The Data Quality Assessment mentions that I have no inliers. I have a few questions on inliers:
Solved! Go to Solution.
I see a helpful explanation in the on-line help from here https://app2.datarobot.com/docs/data/data-mgmt/data-analysis/data-quality.html#inliers
Inliers are values that are consistent with the bulk of the data, but wrong for a particular row (for example, a car rental company using a local zip code for an international customer). If not handled, they could negatively affect model performance.
How they are detected: For each value recorded for a feature, DataRobot computes the value's frequency for that feature and makes an array of the results. Inlier candidates are the outliers in that array.
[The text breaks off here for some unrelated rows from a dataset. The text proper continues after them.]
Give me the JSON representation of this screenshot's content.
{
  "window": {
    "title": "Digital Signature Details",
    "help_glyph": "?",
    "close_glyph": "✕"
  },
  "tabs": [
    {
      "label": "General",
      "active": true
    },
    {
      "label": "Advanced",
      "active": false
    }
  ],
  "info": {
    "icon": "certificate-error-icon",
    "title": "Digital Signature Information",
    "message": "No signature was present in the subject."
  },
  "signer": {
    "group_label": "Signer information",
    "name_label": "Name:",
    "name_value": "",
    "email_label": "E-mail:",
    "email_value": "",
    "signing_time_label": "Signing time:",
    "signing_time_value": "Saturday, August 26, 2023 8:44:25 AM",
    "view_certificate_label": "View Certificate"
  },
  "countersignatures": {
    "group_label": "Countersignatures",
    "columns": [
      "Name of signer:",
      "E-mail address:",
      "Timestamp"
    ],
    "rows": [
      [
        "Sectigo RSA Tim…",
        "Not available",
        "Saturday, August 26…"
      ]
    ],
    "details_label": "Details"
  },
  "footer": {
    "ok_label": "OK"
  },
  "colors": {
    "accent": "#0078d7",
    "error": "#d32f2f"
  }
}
To reduce false positives, DataRobot then applies another condition, keeping as inliers only those values for which:
frequency > 50 * (number of non-missing rows in the feature) / (number of unique non-missing values in the feature)
The algorithm allows inlier detection in numeric features with many unique values where, due to the number of values, inliers wouldn’t be noticeable in a histogram plot. Note that this is a conservative approach for features with a smaller number of unique values. Additionally, it does not detect inliers in features with fewer than 50 unique values.
How they are handled: A binary column is automatically added inside of a blueprint to flag rows with inliers. This allows the model to incorporate possible patterns behind abnormal values. No additional user action is required.